When waste is not in fact waste

Gasum produces biogas out of the food waste and waste water of the ships arriving in the Port of Turku. In terms of circular economy, waste is not in fact waste but a valuable raw material.

All septic waste and food waste left in the Port of Turku is processed and utilised in a climate-friendly manner. In Turku, a vessel pays the same waste charge regardless of the volume of waste.
Environment and safety

There are five drainage wells in the Port of Turku to which the waste water, or septic waste, is forwarded directly from the vessels. In addition, smaller ships can utilise a tank truck that takes the waste water to a drainage well located a little farther away. In any case, the septic waste will end up in the Kakola waste water purification plant.

Ari Suomilammi, Head of Production for Biogas at Gasum, explains that after the waste water has been purified, the remaining sludge is an excellent material for the production of biogas.

“The sludge is transported to the Topinoja biogas plant by trucks that are fuelled by the same biogas.”

The Topinoja biogas plant in Turku is also the destination of the food waste collected from ships. The food waste is transported by a waste management operator.

Biomass is a great source of material

The reactor in the Topinoja biogas plant is the place where purification plant sludge and food waste are combined. First, inorganic substances are removed from the food waste mass, and then it is silted in water together with the sludge from the purification plant.

“The microbial strain in the reactor degrades the organic substances into biogas in about three weeks”, Mr Suomilammi says.

During the process, significant benefit is extracted from the materials referred to as waste:

“The resulting gas is purified, and once carbon dioxide has been removed in the refining process, the remaining gas is nearly pure methane. The biogas is liquefied by cooling it to around -160 °C. The solids that remain in the production process are used to make humus. The liquid is used for producing ammonia water for the industry”, Mr Suomilammi explains.

Fuel for land and sea

The liquefied biogas, or LBG, produced in Turku is mainly used as fuel for trucks. There are distribution points e.g. in the Port of Turku and the Avanti district in Lieto.

Biogas is also supplied e.g. to a Wasaline ship.

“Viking Line also utilises biogas in the ship service between Turku and Stockholm, but its vessel are bunkered in Stockholm, using Gasum’s biogas.”

“The biogas production is a circular economy at its best”, says Ari Suomilammi, Director of the biogas production, at Gasum.
The bioreactor is nearly omnivorous

The Topinoja biogas plant in Turku has the capacity to process 115,000 tonnes of different biodegradable materials per year.

“We are able to utilise a broad range of organic by-product flows of industry and society in our production; in addition to waste water sludge and food waste, we use e.g. animal manure and fats. In the future, the raw materials could include seaweed or reeds cut down on shores”, Mr Suomilammi contemplates.

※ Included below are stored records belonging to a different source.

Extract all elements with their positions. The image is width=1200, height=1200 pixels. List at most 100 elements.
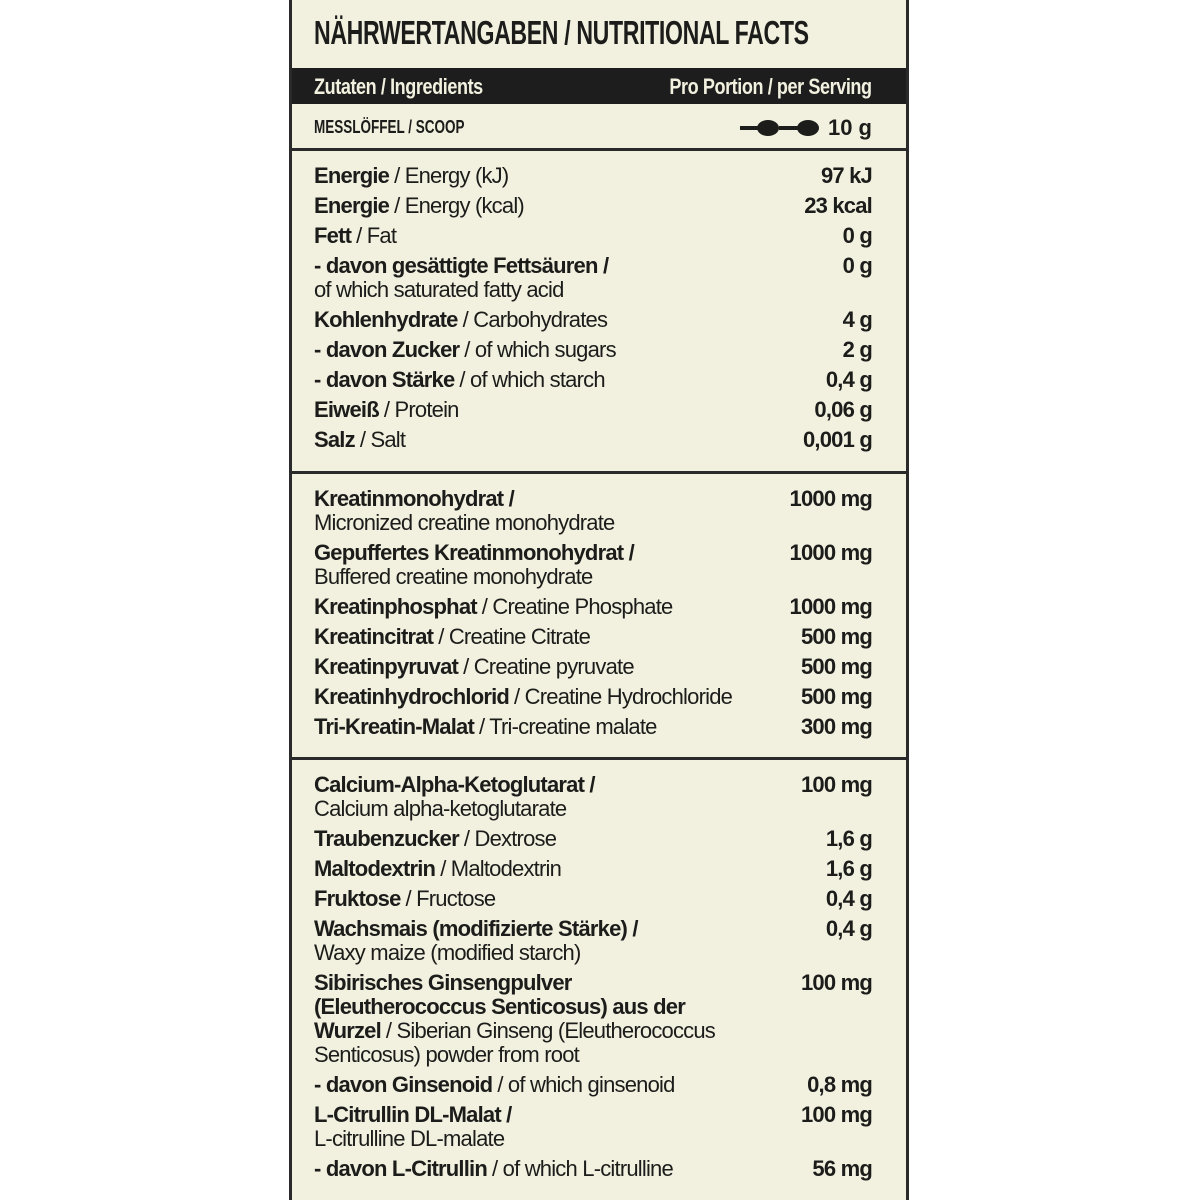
nutrition-label: NÄHRWERTANGABEN / NUTRITIONAL FACTS Zuta…: [289, 0, 909, 1200]
label-english: of which saturated fatty acid: [314, 277, 564, 302]
amount: 0,4 g: [825, 367, 873, 392]
label-line: Calcium alpha-ketoglutarate: [314, 797, 872, 821]
label-line: - davon Stärke / of which starch: [314, 368, 872, 392]
amount: 500 mg: [800, 684, 873, 709]
label-german: (Eleutherococcus Senticosus) aus der: [314, 994, 686, 1019]
label-english: Senticosus) powder from root: [314, 1042, 580, 1067]
nutrient-row: Traubenzucker / Dextrose 1,6 g: [292, 827, 906, 851]
label-german: - davon Ginsenoid: [314, 1072, 493, 1097]
label-german: - davon Stärke: [314, 367, 455, 392]
label-german: - davon Zucker: [314, 337, 460, 362]
label-german: Maltodextrin: [314, 856, 436, 881]
nutrient-row: Kreatincitrat / Creatine Citrate 500 mg: [292, 625, 906, 649]
label-line: Wachsmais (modifizierte Stärke) /: [314, 917, 872, 941]
label-line: Salz / Salt: [314, 428, 872, 452]
label-line: Micronized creatine monohydrate: [314, 511, 872, 535]
label-line: L-citrulline DL-malate: [314, 1127, 872, 1151]
label-line: Sibirisches Ginsengpulver: [314, 971, 872, 995]
label-english: Calcium alpha-ketoglutarate: [314, 796, 567, 821]
amount: 1,6 g: [825, 826, 873, 851]
label-line: - davon Ginsenoid / of which ginsenoid: [314, 1073, 872, 1097]
label-german: Kreatinhydrochlorid: [314, 684, 510, 709]
label-line: - davon gesättigte Fettsäuren /: [314, 254, 872, 278]
label-german: Traubenzucker: [314, 826, 460, 851]
nutrient-row: Kreatinphosphat / Creatine Phosphate 1000 …: [292, 595, 906, 619]
label-english: / Creatine Hydrochloride: [514, 684, 733, 709]
label-english: Buffered creatine monohydrate: [314, 564, 593, 589]
nutrient-row: - davon L-Citrullin / of which L-citrulli…: [292, 1157, 906, 1181]
label-german: Sibirisches Ginsengpulver: [314, 970, 572, 995]
nutrient-row: Energie / Energy (kcal) 23 kcal: [292, 194, 906, 218]
nutrient-row: Salz / Salt 0,001 g: [292, 428, 906, 452]
label-english: / Protein: [383, 397, 460, 422]
label-line: Eiweiß / Protein: [314, 398, 872, 422]
nutrient-row: Calcium-Alpha-Ketoglutarat / Calcium alph…: [292, 773, 906, 821]
ingredients-header: Zutaten / Ingredients: [314, 74, 483, 99]
amount: 23 kcal: [804, 193, 873, 218]
nutrient-row: Kohlenhydrate / Carbohydrates 4 g: [292, 308, 906, 332]
nutrient-row: Kreatinmonohydrat / Micronized creatine m…: [292, 487, 906, 535]
label-line: Kreatinphosphat / Creatine Phosphate: [314, 595, 872, 619]
label-english: Micronized creatine monohydrate: [314, 510, 615, 535]
label-line: Energie / Energy (kJ): [314, 164, 872, 188]
scoop-row: MESSLÖFFEL / SCOOP 10 g: [292, 106, 906, 151]
label-english: / Energy (kcal): [394, 193, 525, 218]
label-german: Kohlenhydrate: [314, 307, 458, 332]
amount: 1,6 g: [825, 856, 873, 881]
label-line: - davon Zucker / of which sugars: [314, 338, 872, 362]
label-english: / Creatine Phosphate: [481, 594, 674, 619]
section: Calcium-Alpha-Ketoglutarat / Calcium alph…: [292, 760, 906, 1200]
label-english: Waxy maize (modified starch): [314, 940, 581, 965]
amount: 4 g: [842, 307, 873, 332]
label-english: / of which ginsenoid: [497, 1072, 675, 1097]
label-line: (Eleutherococcus Senticosus) aus der: [314, 995, 872, 1019]
nutrient-row: Maltodextrin / Maltodextrin 1,6 g: [292, 857, 906, 881]
label-line: Kreatinmonohydrat /: [314, 487, 872, 511]
nutrient-row: Eiweiß / Protein 0,06 g: [292, 398, 906, 422]
label-english: / Dextrose: [463, 826, 557, 851]
nutrient-row: Energie / Energy (kJ) 97 kJ: [292, 164, 906, 188]
label-german: - davon gesättigte Fettsäuren /: [314, 253, 609, 278]
amount: 0,4 g: [825, 886, 873, 911]
label-english: L-citrulline DL-malate: [314, 1126, 505, 1151]
title: NÄHRWERTANGABEN / NUTRITIONAL FACTS: [314, 14, 809, 51]
amount: 300 mg: [800, 714, 873, 739]
label-line: of which saturated fatty acid: [314, 278, 872, 302]
label-english: / Carbohydrates: [462, 307, 608, 332]
nutrient-row: Kreatinpyruvat / Creatine pyruvate 500 mg: [292, 655, 906, 679]
label-line: Waxy maize (modified starch): [314, 941, 872, 965]
label-german: Kreatinpyruvat: [314, 654, 459, 679]
label-line: Calcium-Alpha-Ketoglutarat /: [314, 773, 872, 797]
label-german: Fett: [314, 223, 352, 248]
nutrient-row: Fruktose / Fructose 0,4 g: [292, 887, 906, 911]
label-line: Buffered creatine monohydrate: [314, 565, 872, 589]
amount: 500 mg: [800, 654, 873, 679]
nutrient-row: L-Citrullin DL-Malat / L-citrulline DL-ma…: [292, 1103, 906, 1151]
section: Kreatinmonohydrat / Micronized creatine m…: [292, 474, 906, 760]
label-line: Traubenzucker / Dextrose: [314, 827, 872, 851]
label-line: Gepuffertes Kreatinmonohydrat /: [314, 541, 872, 565]
label-english: / Fructose: [405, 886, 497, 911]
label-german: Tri-Kreatin-Malat: [314, 714, 475, 739]
amount: 0,4 g: [825, 916, 873, 941]
label-line: L-Citrullin DL-Malat /: [314, 1103, 872, 1127]
label-line: Fett / Fat: [314, 224, 872, 248]
nutrient-row: Wachsmais (modifizierte Stärke) / Waxy ma…: [292, 917, 906, 965]
serving-header: Pro Portion / per Serving: [669, 74, 873, 99]
amount: 97 kJ: [820, 163, 873, 188]
amount: 2 g: [842, 337, 873, 362]
amount: 100 mg: [800, 1102, 873, 1127]
label-german: Kreatincitrat: [314, 624, 434, 649]
nutrient-row: - davon Stärke / of which starch 0,4 g: [292, 368, 906, 392]
amount: 0,8 mg: [807, 1072, 873, 1097]
label-line: - davon L-Citrullin / of which L-citrulli…: [314, 1157, 872, 1181]
label-german: Fruktose: [314, 886, 401, 911]
nutrient-row: Gepuffertes Kreatinmonohydrat / Buffered …: [292, 541, 906, 589]
label-german: Kreatinmonohydrat /: [314, 486, 515, 511]
label-line: Kreatinhydrochlorid / Creatine Hydrochlor…: [314, 685, 872, 709]
label-english: / Fat: [356, 223, 397, 248]
nutrient-row: Sibirisches Ginsengpulver (Eleutherococcu…: [292, 971, 906, 1067]
label-german: Wurzel: [314, 1018, 382, 1043]
nutrient-row: - davon Zucker / of which sugars 2 g: [292, 338, 906, 362]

The annual production capacity of the Topinoja biogas plant is around 50 gigawatt hours, which accounts for a tenth of Gasum’s total Finnish production of 0.5 terawatt hours. In addition, the company buys the same volume of biogas from other producers. In Finland, the combined biogas production of all providers totals around 1 terawatt hour.

Production is growing

The EU’s goal is to increase the production of biogas to more than ten-fold from the current volume by the end of 2030.

Mr Suomilammi thinks, of course, that it is the right direction:

“Climate reasons speak for biogas. The production is a circular economy at its best, as all materials are utilised efficiently and the nutrients remain in circulation. Biogas also offers a good means for withdrawing from the use of Russian natural gas”, he sums up.